Brain-Wide Wapping of Afferent Inputs to Accumbens Nucleus Core Subdomains and Accumbens Nucleus Subnuclei
Liping Ma, Wenqi Chen, Danfang Yu, Yunyun Han
The nucleus accumbens (NAc) is the ventral part of the striatum and the interface between cognition, emotion, and action. It is composed of three major subnuclei: i.e., NAc core (NAcC), lateral shell (NAcLS), and medial shell (NAcMS), which exhibit functional heterogeneity. Thus, determining the synaptic inputs of the subregions of the NAc is important for understanding the circuit mechanisms involved in regulating different functions. Here, we simultaneously labeled subregions of the NAc with cholera toxin subunit B conjugated with multicolor Alexa Fluor, then imaged serial sections of the whole brain with a fully automated slide scanning system.
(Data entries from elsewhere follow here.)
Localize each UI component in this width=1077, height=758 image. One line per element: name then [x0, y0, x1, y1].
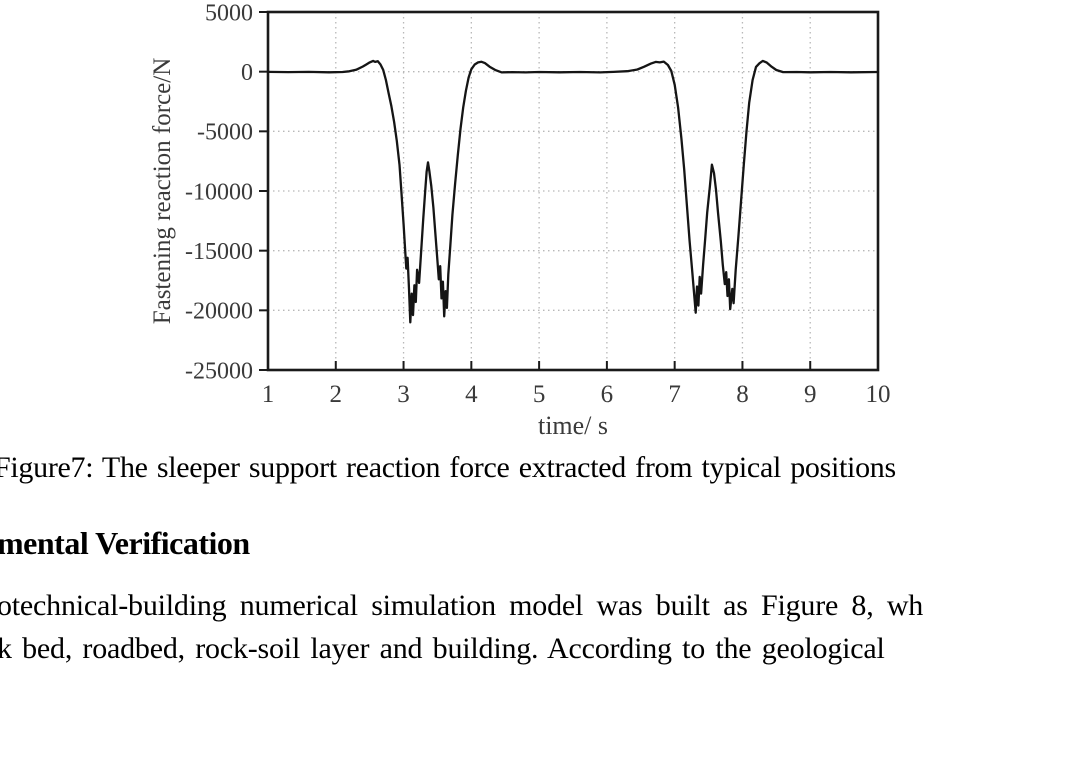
x-tick-label: 2 [330, 381, 343, 408]
x-tick-label: 6 [601, 381, 614, 408]
body-text-line-2: k bed, roadbed, rock-soil layer and buil… [0, 632, 885, 665]
y-tick-label: 5000 [205, 0, 253, 26]
section-heading: mental Verification [0, 525, 250, 561]
x-tick-label: 10 [866, 381, 891, 408]
x-tick-label: 4 [465, 381, 478, 408]
x-tick-label: 3 [397, 381, 410, 408]
y-tick-label: -5000 [197, 120, 253, 146]
x-tick-label: 9 [804, 381, 817, 408]
x-tick-label: 8 [736, 381, 749, 408]
body-text-line-1: otechnical-building numerical simulation… [0, 589, 924, 622]
line-chart: 5000 0 -5000 -10000 -15000 -20000 -25000 1 2 3 4 5 6… [149, 0, 891, 440]
y-axis-label: Fastening reaction force/N [149, 58, 176, 325]
y-tick-label: -10000 [185, 179, 253, 205]
y-tick-label: -25000 [185, 358, 253, 384]
x-tick-label: 7 [668, 381, 681, 408]
figure-caption: Figure7: The sleeper support reaction fo… [0, 451, 896, 484]
reaction-force-trace [266, 59, 880, 324]
x-axis-label: time/ s [538, 411, 608, 440]
y-tick-label: 0 [241, 60, 253, 86]
y-tick-label: -20000 [185, 299, 253, 325]
x-tick-label: 5 [533, 381, 546, 408]
y-tick-label: -15000 [185, 239, 253, 265]
x-tick-label: 1 [262, 381, 275, 408]
figure7-chart: 5000 0 -5000 -10000 -15000 -20000 -25000 1 2 3 4 5 6… [149, 0, 891, 440]
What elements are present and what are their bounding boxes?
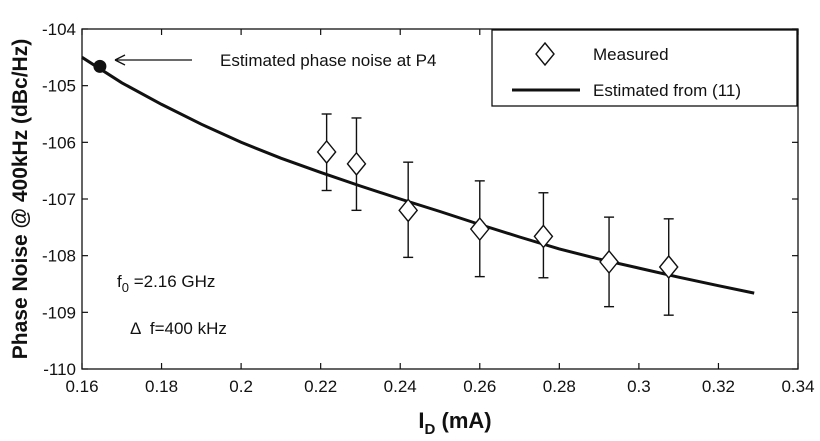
measured-point	[599, 249, 619, 275]
x-axis-title: ID (mA)	[418, 408, 491, 438]
y-axis-title: Phase Noise @ 400kHz (dBc/Hz)	[9, 39, 32, 359]
x-tick-label: 0.28	[543, 377, 576, 396]
measured-point	[398, 198, 419, 223]
y-tick-label: -110	[43, 360, 76, 379]
x-tick-label: 0.18	[145, 377, 178, 396]
measured-point	[316, 139, 337, 165]
x-tick-label: 0.16	[65, 377, 98, 396]
p4-annotation-arrow	[114, 54, 192, 66]
legend-diamond-icon	[535, 41, 555, 67]
measured-point	[658, 254, 679, 280]
y-tick-label: -104	[42, 20, 76, 39]
measured-point	[346, 151, 367, 176]
f0-annotation: f0 =2.16 GHz	[117, 272, 215, 295]
measured-point	[533, 224, 554, 249]
error-bars	[321, 113, 674, 316]
y-tick-label: -109	[42, 303, 76, 322]
x-tick-label: 0.22	[304, 377, 337, 396]
legend: Measured Estimated from (11)	[491, 29, 798, 107]
y-tick-labels: -104 -105 -106 -107 -108 -109 -110	[42, 20, 76, 379]
legend-box	[491, 29, 798, 107]
legend-label-estimated: Estimated from (11)	[593, 81, 741, 100]
x-tick-label: 0.24	[384, 377, 417, 396]
estimated-curve	[81, 56, 755, 295]
measured-point	[469, 216, 490, 242]
legend-label-measured: Measured	[593, 45, 669, 64]
x-tick-label: 0.32	[702, 377, 735, 396]
delta-f-annotation: Δ f=400 kHz	[130, 319, 227, 338]
x-tick-label: 0.3	[627, 377, 651, 396]
y-tick-label: -106	[42, 133, 76, 152]
y-tick-label: -105	[42, 77, 76, 96]
p4-point	[93, 59, 107, 73]
x-tick-label: 0.34	[781, 377, 814, 396]
measured-markers	[316, 139, 679, 280]
x-tick-label: 0.2	[229, 377, 253, 396]
x-tick-label: 0.26	[463, 377, 496, 396]
x-tick-labels: 0.16 0.18 0.2 0.22 0.24 0.26 0.28 0.3 0.32 0.34	[65, 377, 814, 396]
p4-annotation-text: Estimated phase noise at P4	[220, 51, 436, 70]
y-tick-label: -108	[42, 247, 76, 266]
y-tick-label: -107	[42, 190, 76, 209]
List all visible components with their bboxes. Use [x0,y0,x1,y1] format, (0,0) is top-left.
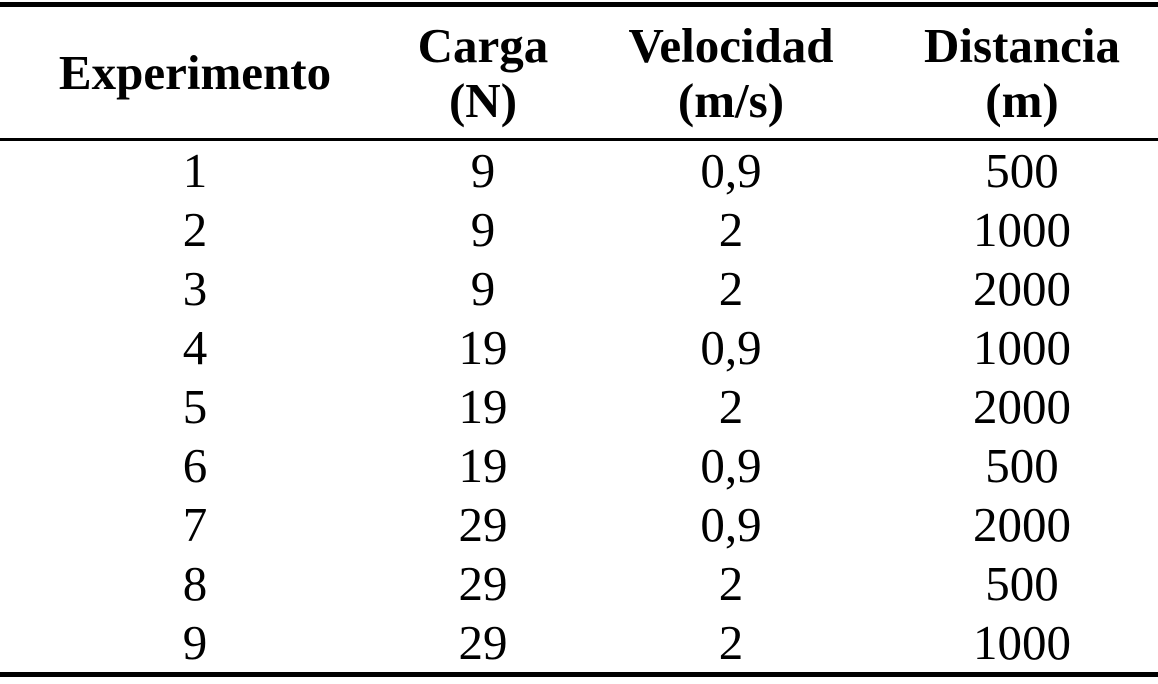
column-header-experimento: Experimento [0,4,390,141]
table-row: 2 9 2 1000 [0,200,1158,259]
table-cell: 500 [985,556,1059,611]
header-label-carga: Carga [417,17,549,73]
table-row: 4 19 0,9 1000 [0,318,1158,377]
table-cell: 19 [458,438,508,493]
table-cell: 4 [182,320,208,375]
table-cell: 500 [985,143,1059,198]
table-cell: 19 [458,320,508,375]
header-unit-velocidad: (m/s) [677,72,785,128]
table-cell: 1000 [973,615,1071,670]
table-row: 6 19 0,9 500 [0,436,1158,495]
table-cell: 0,9 [700,320,762,375]
table-cell: 2 [182,202,208,257]
table-cell: 29 [458,615,508,670]
header-label-distancia: Distancia [924,17,1120,73]
table-cell: 5 [182,379,208,434]
table-header: Experimento Carga (N) Velocidad (m/s) Di… [0,4,1158,141]
table-row: 5 19 2 2000 [0,377,1158,436]
table-row: 7 29 0,9 2000 [0,495,1158,554]
table-cell: 0,9 [700,143,762,198]
table-cell: 7 [182,497,208,552]
table-cell: 2 [718,556,744,611]
column-header-carga: Carga (N) [390,4,576,141]
table-cell: 19 [458,379,508,434]
table-cell: 9 [470,261,496,316]
table-cell: 29 [458,556,508,611]
table-cell: 0,9 [700,438,762,493]
table-row: 3 9 2 2000 [0,259,1158,318]
header-unit-distancia: (m) [985,72,1059,128]
table-cell: 2000 [973,379,1071,434]
header-label-velocidad: Velocidad [628,17,834,73]
header-label-experimento: Experimento [58,45,332,100]
table-cell: 6 [182,438,208,493]
table-cell: 2 [718,261,744,316]
table-cell: 29 [458,497,508,552]
table-row: 1 9 0,9 500 [0,140,1158,201]
table-cell: 500 [985,438,1059,493]
table-cell: 2 [718,379,744,434]
table-body: 1 9 0,9 500 2 9 2 1000 3 9 2 2000 4 19 0,9 1000 5 19 2 2000… [0,140,1158,675]
table-cell: 2000 [973,497,1071,552]
table-cell: 9 [470,143,496,198]
table-cell: 1000 [973,320,1071,375]
table-cell: 1 [182,143,208,198]
header-unit-carga: (N) [448,72,518,128]
table-cell: 9 [182,615,208,670]
table-row: 9 29 2 1000 [0,613,1158,675]
column-header-distancia: Distancia (m) [886,4,1158,141]
header-row: Experimento Carga (N) Velocidad (m/s) Di… [0,4,1158,141]
table-cell: 8 [182,556,208,611]
table-cell: 2000 [973,261,1071,316]
table-cell: 2 [718,202,744,257]
table-cell: 0,9 [700,497,762,552]
table-cell: 9 [470,202,496,257]
table-cell: 2 [718,615,744,670]
column-header-velocidad: Velocidad (m/s) [576,4,886,141]
table-row: 8 29 2 500 [0,554,1158,613]
table-cell: 1000 [973,202,1071,257]
table-cell: 3 [182,261,208,316]
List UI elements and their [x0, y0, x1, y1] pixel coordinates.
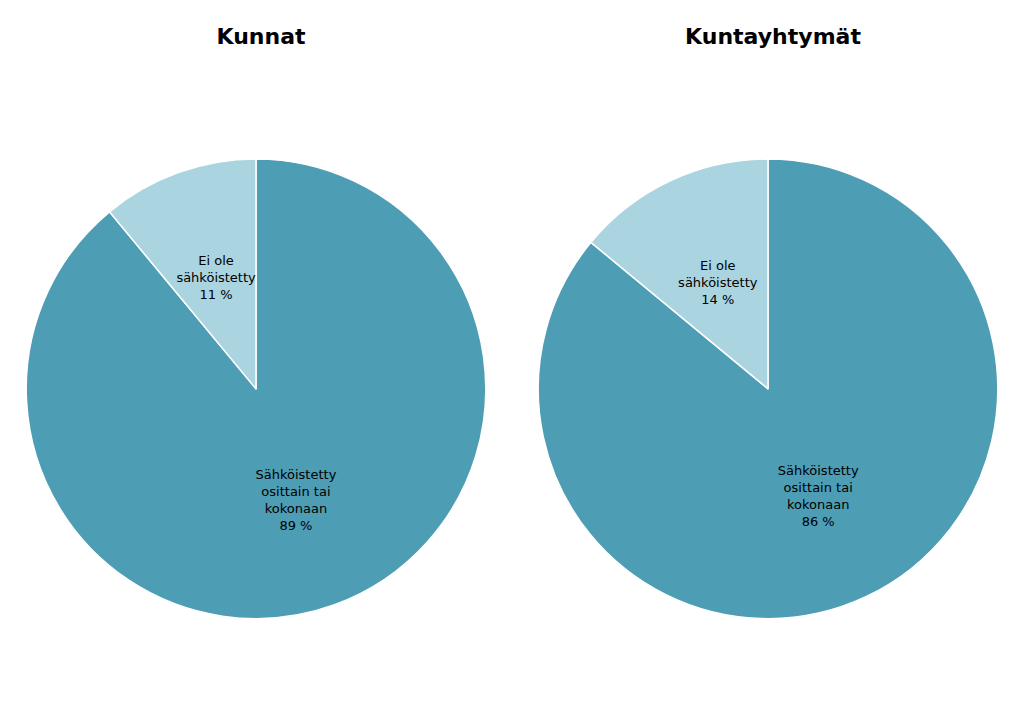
svg-text:osittain tai: osittain tai [261, 484, 330, 499]
svg-text:Kuntayhtymät: Kuntayhtymät [685, 24, 861, 49]
svg-text:Ei ole: Ei ole [700, 258, 736, 273]
svg-text:Kunnat: Kunnat [216, 24, 305, 49]
svg-text:sähköistetty: sähköistetty [678, 275, 758, 290]
svg-text:sähköistetty: sähköistetty [176, 270, 256, 285]
svg-text:14 %: 14 % [701, 292, 734, 307]
svg-text:Ei ole: Ei ole [198, 253, 234, 268]
svg-text:Sähköistetty: Sähköistetty [256, 467, 337, 482]
svg-text:kokonaan: kokonaan [265, 501, 327, 516]
svg-text:11 %: 11 % [200, 287, 233, 302]
svg-text:osittain tai: osittain tai [784, 480, 853, 495]
svg-text:89 %: 89 % [279, 518, 312, 533]
svg-text:kokonaan: kokonaan [787, 497, 849, 512]
svg-text:86 %: 86 % [802, 514, 835, 529]
svg-text:Sähköistetty: Sähköistetty [778, 463, 859, 478]
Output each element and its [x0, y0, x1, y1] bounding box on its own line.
Using the interactive WholeBrain framework, we characterized brain-wide inputs to the NAcC subdomains, including the rostral, caudal, dorsal, and ventral subdomains (i.e., rNAcC, cNAcC, dNAcC, and vNAcC, respectively) and the NAc subnuclei. We found diverse brain regions, distributed from the cerebrum to brain stem, projecting to the NAc. Of the 57 brain regions projecting to the NAcC, the anterior olfactory nucleus (AON) exhibited the greatest inputs. The input neurons of rNAcC and cNAcC are two distinct populations but share similar distribution over the same upstream brain regions, whereas the input neurons of dNAcC and vNAcC exhibit slightly different distributions over the same upstream regions. Of the 55 brain regions projecting to the NAcLS, the piriform area contributed most of the inputs. Of the 72 brain regions projecting to the NAcMS, the lateral septal nucleus contributed most of the inputs. The input neurons of NAcC and NAcLS share similar distributions, whereas the NAcMS exhibited brain-wide distinct distribution. Thus, the NAcC subdomains appeared to share the same upstream brain regions, although with distinct input neuron populations and slight differences in the input proportions, whereas the NAcMS subnuclei received distinct inputs from multiple upstream brain regions. These results lay an anatomical foundation for understanding the different functions of NAcC subdomains and NAc subnuclei.